00:09:19Like yeah, we would just talk about it normally
00:09:21if we didn't get just hyped up constantly.
00:09:24I am so sick of my expectations being here
00:09:27and my reality being here.
00:09:29Anyways, I just wanted to yap about this.
00:09:30I just, I'm sorry.
00:09:31I feel just frustrated by the whole thing
00:09:33'cause I just feel like this last two weeks on Twitter
00:09:35have been just nothing but just the craziest amount
00:09:38of Claude code glazing in my entire lifetime.
00:09:41I used the TUI app.
00:09:43There was just like, I mean,
00:09:44I encountered so many little bugs with it,
00:09:46which is also shocking.
00:09:47Flickering, ultra think not actually even coloring
00:09:50ultra think properly with the rainbow.

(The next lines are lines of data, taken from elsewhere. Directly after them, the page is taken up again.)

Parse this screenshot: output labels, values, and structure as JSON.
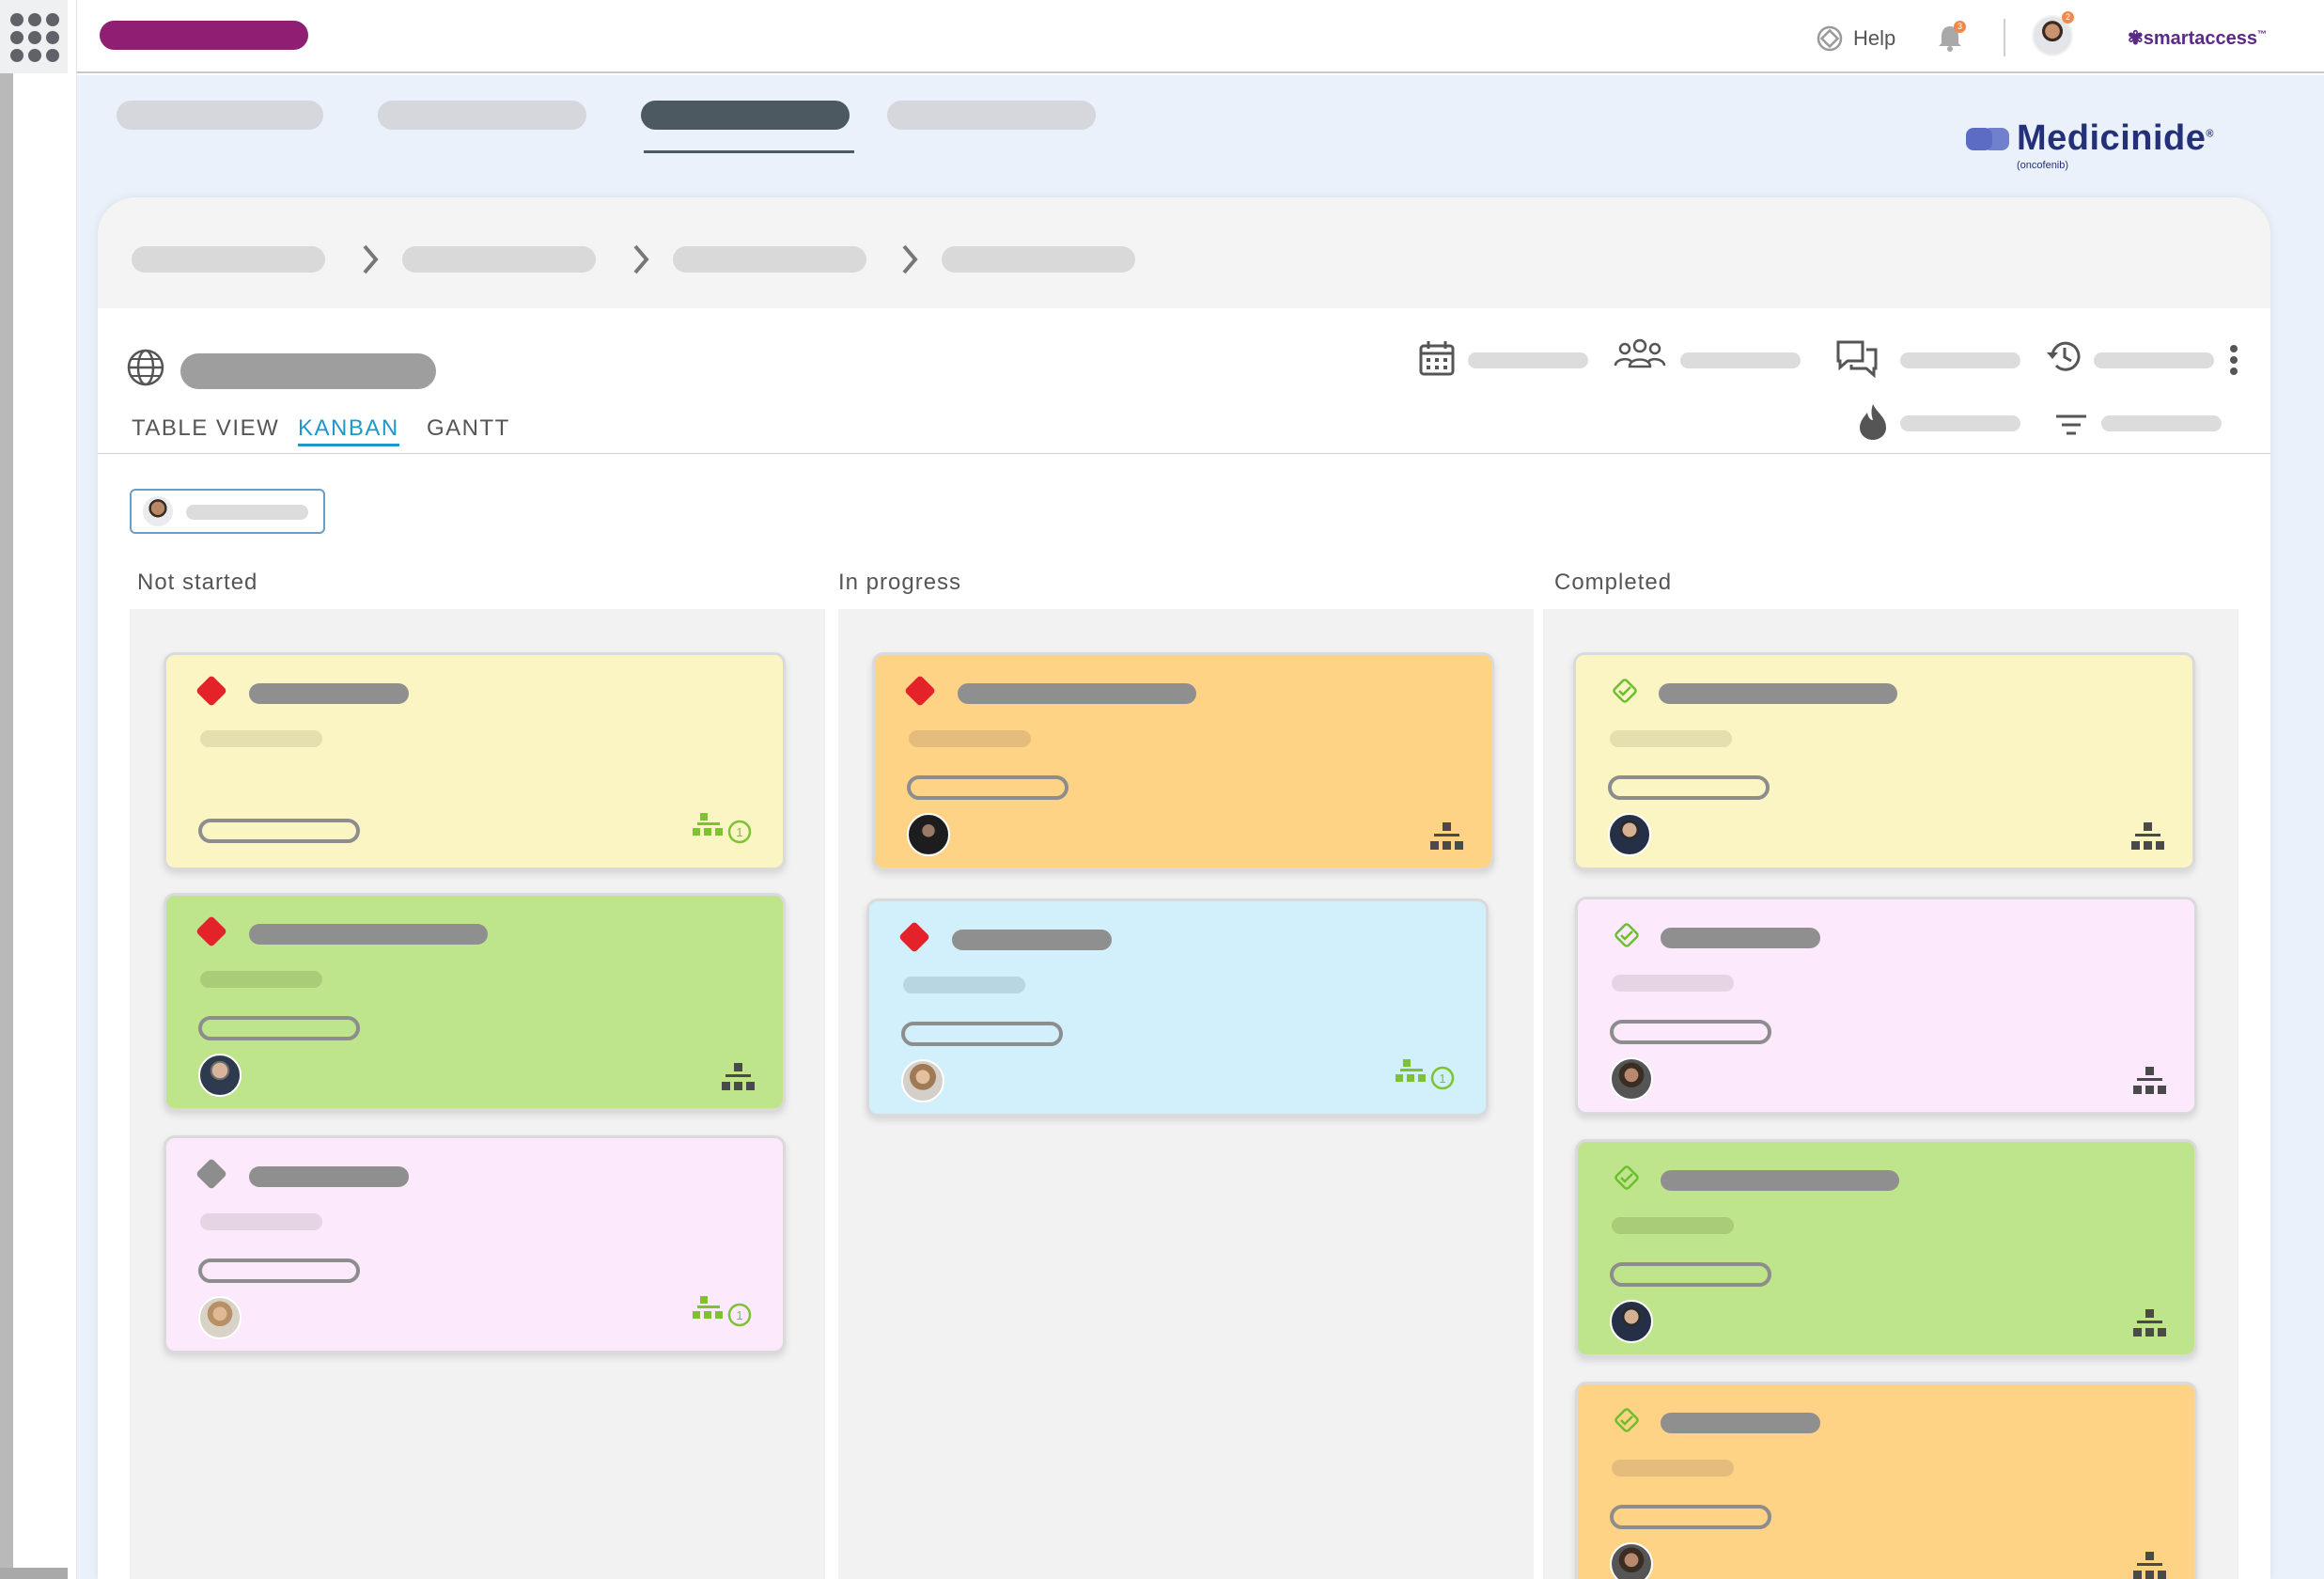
{
  "topbar": {
    "help_label": "Help",
    "notifications_count": "3",
    "profile_badge": "2",
    "brand_name": "smartaccess",
    "brand_tm": "™"
  },
  "product_logo": {
    "name": "Medicinide",
    "registered": "®",
    "generic": "(oncofenib)"
  },
  "view_tabs": [
    {
      "label": "TABLE VIEW",
      "active": false
    },
    {
      "label": "KANBAN",
      "active": true
    },
    {
      "label": "GANTT",
      "active": false
    }
  ],
  "columns": [
    {
      "title": "Not started",
      "cards": [
        {
          "color": "#fbf5c4",
          "priority": "high",
          "has_avatar": false,
          "subtasks": "1"
        },
        {
          "color": "#bfe58c",
          "priority": "high",
          "has_avatar": true,
          "subtasks": ""
        },
        {
          "color": "#fce9fb",
          "priority": "low",
          "has_avatar": true,
          "subtasks": "1"
        }
      ]
    },
    {
      "title": "In progress",
      "cards": [
        {
          "color": "#fed386",
          "priority": "high",
          "has_avatar": true,
          "subtasks": ""
        },
        {
          "color": "#d2f0fc",
          "priority": "high",
          "has_avatar": true,
          "subtasks": "1"
        }
      ]
    },
    {
      "title": "Completed",
      "cards": [
        {
          "color": "#fbf5c4",
          "status": "done",
          "has_avatar": true,
          "subtasks": ""
        },
        {
          "color": "#fce9fb",
          "status": "done",
          "has_avatar": true,
          "subtasks": ""
        },
        {
          "color": "#bfe58c",
          "status": "done",
          "has_avatar": true,
          "subtasks": ""
        },
        {
          "color": "#fed386",
          "status": "done",
          "has_avatar": true,
          "subtasks": ""
        }
      ]
    }
  ],
  "icons": {
    "apps": "apps-grid-icon",
    "help": "help-lifebuoy-icon",
    "notifications": "bell-icon",
    "globe": "globe-icon",
    "calendar": "calendar-icon",
    "team": "team-icon",
    "comments": "comments-icon",
    "history": "history-icon",
    "more": "more-vertical-icon",
    "priority": "flame-icon",
    "filter": "filter-icon",
    "subtasks": "hierarchy-icon",
    "done": "check-diamond-icon"
  },
  "colors": {
    "accent": "#1d98c9",
    "brand_pill": "#8e1f72",
    "priority_high": "#e3222a",
    "priority_low": "#8d8d8d",
    "done_check": "#6bbf2d"
  }
}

00:09:52Like it's just, man.
00:09:54I mean, those aren't even, I mean, what is going on here?
00:09:57If AGI's landed, I would like a working TUI app, okay?
00:10:01The scroll, the scroll doesn't even work right.
00:10:03The control O doesn't work right.
00:10:05You cannot control O open or expand.
00:10:07I mean, there was just so many issues, but again,
00:10:10it could be skill issues on my behalf.
00:10:12The name is the skill issue, Wijin.
00:10:15Also, have you noticed one thing?
00:10:17Why do communists and people who are super enthusiastic
00:10:21about AI always talk the same?
00:10:23They're always like, oh, well, you didn't actually do it right.
00:10:25See the problem was you actually, see you didn't do it right.
00:10:29It's just like, okay, we're all no true Scotsman here.
00:10:32I didn't realize that.
00:10:32Every bad experience is a no true Scotsman.
00:10:35Every good experience is, yeah,
00:10:36that's why all the losers are being left behind.
00:10:39I don't get it.
00:10:40I don't know.
00:10:40Sorry for the extra, bye bye.